Los que desde muy pronto y ya sin interrupción hemos tenido un contacto frecuente con los libros sentimos cierta incomodidad al oír consejos y expresiones como “leer es bueno”, “un libro es un amigo” o “lee lo que quieras, pero lee”. Es como si alguien dijera: “¡viva la comida!, da igual qué comas, lo importante es que comas”, o “beber es vivir, sea lo que sea que bebas, bebe”.

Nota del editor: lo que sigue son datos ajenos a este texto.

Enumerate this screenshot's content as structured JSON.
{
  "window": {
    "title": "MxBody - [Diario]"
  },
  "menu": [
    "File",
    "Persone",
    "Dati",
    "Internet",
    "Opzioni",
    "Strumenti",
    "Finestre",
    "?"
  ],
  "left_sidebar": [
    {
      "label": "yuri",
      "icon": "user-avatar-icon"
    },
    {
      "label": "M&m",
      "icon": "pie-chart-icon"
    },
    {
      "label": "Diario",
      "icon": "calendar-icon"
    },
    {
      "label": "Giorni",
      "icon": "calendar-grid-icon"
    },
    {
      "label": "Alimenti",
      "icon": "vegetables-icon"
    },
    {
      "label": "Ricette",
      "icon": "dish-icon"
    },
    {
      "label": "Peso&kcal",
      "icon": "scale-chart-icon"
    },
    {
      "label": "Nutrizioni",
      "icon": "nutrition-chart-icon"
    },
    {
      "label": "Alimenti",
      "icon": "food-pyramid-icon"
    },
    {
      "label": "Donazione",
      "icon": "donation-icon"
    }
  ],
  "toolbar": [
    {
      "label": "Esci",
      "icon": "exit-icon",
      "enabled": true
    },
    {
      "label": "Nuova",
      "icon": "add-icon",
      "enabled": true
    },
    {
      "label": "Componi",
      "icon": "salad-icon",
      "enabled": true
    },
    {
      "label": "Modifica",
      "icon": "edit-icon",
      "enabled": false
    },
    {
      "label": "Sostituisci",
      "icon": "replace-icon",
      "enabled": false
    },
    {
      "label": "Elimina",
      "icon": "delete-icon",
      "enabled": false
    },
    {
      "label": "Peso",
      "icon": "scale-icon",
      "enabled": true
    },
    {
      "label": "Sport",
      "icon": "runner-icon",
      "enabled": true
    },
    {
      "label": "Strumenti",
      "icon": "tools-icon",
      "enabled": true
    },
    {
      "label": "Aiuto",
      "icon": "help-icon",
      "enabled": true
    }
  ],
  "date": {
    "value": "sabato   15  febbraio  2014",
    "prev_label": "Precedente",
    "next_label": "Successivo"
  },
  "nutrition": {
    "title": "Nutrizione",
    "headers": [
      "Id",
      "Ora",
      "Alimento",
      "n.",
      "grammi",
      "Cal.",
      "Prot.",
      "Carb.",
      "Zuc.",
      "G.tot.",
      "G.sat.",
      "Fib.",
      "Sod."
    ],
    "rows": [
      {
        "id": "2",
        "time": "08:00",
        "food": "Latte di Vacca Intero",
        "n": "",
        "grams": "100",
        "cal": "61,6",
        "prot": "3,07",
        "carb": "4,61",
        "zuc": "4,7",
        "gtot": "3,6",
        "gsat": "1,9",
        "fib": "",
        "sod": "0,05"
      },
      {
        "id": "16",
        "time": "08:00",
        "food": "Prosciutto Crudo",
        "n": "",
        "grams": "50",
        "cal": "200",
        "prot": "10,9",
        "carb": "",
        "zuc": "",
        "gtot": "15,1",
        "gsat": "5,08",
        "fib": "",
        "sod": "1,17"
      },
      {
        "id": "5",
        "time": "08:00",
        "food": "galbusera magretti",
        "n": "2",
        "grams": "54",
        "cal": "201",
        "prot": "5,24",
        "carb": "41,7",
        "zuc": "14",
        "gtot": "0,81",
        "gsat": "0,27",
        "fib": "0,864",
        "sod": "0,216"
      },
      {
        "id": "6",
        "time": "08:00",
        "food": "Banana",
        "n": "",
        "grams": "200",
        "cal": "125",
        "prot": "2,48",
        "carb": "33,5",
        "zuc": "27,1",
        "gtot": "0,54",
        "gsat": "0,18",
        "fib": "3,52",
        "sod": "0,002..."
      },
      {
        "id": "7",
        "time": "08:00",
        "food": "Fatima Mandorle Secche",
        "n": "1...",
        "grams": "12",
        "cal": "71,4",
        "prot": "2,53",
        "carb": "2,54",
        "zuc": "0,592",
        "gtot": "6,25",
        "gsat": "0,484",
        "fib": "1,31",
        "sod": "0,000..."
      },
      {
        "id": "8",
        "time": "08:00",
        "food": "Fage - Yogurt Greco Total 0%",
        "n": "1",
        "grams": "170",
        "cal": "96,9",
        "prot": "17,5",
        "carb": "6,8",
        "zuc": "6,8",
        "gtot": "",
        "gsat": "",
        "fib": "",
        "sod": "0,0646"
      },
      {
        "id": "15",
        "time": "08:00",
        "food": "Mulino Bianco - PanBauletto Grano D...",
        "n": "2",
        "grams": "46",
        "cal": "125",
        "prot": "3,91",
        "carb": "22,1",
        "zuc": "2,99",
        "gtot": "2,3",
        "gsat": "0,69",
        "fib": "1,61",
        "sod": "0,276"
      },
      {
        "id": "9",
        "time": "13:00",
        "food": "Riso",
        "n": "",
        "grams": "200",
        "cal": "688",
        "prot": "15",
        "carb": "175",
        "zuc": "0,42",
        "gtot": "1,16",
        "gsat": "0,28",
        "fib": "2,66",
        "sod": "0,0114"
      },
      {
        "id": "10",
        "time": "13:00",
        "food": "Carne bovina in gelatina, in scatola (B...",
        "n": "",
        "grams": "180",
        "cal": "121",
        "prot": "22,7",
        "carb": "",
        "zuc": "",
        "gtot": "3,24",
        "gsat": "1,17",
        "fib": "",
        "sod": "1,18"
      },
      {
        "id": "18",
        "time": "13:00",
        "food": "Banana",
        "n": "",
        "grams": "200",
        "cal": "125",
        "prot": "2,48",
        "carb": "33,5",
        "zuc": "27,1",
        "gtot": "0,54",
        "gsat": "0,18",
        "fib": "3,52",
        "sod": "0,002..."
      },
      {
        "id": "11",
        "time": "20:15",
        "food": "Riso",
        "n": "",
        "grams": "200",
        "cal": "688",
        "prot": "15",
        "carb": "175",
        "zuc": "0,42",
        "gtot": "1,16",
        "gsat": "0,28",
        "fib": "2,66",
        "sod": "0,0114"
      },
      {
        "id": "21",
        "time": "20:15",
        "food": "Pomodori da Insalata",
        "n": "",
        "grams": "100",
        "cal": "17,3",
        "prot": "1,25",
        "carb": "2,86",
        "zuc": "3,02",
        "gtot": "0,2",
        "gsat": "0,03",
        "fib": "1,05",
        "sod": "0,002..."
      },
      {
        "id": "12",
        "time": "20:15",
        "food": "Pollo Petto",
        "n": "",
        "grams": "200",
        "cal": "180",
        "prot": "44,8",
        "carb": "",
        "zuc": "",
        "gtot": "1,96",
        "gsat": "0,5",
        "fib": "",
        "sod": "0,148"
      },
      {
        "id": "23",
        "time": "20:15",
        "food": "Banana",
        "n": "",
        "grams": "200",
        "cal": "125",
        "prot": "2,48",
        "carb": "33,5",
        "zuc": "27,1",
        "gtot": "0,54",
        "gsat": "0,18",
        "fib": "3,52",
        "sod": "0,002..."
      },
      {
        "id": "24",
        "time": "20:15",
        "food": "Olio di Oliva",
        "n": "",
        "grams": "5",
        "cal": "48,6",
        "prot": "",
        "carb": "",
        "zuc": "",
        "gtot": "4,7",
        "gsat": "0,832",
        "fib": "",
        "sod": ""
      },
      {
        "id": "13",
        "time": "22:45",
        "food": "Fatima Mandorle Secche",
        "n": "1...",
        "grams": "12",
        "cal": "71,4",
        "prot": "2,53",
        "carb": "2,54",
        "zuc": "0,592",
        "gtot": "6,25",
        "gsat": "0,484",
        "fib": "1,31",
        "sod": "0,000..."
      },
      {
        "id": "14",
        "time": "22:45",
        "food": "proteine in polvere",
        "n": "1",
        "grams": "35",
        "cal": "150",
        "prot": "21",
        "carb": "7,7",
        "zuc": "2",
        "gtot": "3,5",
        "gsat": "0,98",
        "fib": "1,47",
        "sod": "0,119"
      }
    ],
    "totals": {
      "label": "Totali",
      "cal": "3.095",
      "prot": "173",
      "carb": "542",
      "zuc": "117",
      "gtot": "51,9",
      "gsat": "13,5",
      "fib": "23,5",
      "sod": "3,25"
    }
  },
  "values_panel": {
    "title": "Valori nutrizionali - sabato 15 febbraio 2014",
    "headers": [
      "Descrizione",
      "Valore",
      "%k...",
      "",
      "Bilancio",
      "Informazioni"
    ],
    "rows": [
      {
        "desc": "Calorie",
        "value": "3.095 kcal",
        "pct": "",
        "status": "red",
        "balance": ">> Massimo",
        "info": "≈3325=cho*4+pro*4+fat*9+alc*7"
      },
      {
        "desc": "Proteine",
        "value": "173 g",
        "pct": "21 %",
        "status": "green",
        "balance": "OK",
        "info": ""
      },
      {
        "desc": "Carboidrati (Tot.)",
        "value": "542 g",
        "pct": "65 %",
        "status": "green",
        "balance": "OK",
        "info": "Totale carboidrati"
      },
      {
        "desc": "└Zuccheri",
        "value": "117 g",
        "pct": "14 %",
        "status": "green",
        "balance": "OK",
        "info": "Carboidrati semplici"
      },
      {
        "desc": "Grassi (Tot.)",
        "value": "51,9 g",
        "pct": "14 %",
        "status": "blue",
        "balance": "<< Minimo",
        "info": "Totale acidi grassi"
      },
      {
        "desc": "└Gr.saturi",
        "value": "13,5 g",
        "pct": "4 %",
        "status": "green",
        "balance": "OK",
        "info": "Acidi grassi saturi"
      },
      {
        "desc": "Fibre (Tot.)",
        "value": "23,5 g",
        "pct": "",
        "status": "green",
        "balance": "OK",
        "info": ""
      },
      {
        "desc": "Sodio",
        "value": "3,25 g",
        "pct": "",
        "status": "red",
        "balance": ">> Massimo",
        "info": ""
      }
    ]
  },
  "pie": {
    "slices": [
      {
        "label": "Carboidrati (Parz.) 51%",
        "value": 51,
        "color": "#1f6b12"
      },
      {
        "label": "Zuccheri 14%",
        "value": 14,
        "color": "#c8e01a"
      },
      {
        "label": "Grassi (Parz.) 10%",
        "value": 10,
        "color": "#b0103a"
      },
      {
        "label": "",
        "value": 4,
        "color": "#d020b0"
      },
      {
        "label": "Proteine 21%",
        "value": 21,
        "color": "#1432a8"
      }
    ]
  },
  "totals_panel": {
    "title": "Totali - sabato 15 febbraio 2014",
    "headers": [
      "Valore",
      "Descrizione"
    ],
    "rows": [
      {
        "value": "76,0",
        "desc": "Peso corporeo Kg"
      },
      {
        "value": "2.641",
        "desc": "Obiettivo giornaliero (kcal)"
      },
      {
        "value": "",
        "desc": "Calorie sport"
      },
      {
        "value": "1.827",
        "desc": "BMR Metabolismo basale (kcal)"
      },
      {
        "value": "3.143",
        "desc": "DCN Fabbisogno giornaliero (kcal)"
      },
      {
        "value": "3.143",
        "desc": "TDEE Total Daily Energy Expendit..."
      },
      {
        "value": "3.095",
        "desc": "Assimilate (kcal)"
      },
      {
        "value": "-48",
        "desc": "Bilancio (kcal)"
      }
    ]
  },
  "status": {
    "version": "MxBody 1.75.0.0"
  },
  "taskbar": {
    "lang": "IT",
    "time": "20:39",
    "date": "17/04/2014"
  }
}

Hay tal cantidad y variedad de libros, que usar el mismo nombre para todos designa sólo su más pura exterioridad. Y, sin embargo, lo que hace del libro algo mágico es su contenido. Existe el libro insulso, ese que es incapaz de ejercer verdadera influencia en un número de lectores, y luego están las novelas entretenidas, agudas y documentadas, como por ejemplo las de Galdós. También nos encontramos con libros y cuentos que se comunican con nosotros, que son inteligentes y brillantes como los de Chesterton, Doyle, Borges, Benedetti, Aldecoa... Y además hay libros con mundos extraños y peligrosos, como los de Dostoievski, Allan Poe, Kafka...
El lema “leer es divertido” no es precisamente el que mejor conviene a la cultura, ya que es esencial hacer una selección y quedarnos sólo con lo que, con un criterio abierto y comprensivo, podemos considerar valioso: así resolveremos el problema de la relación con los libros.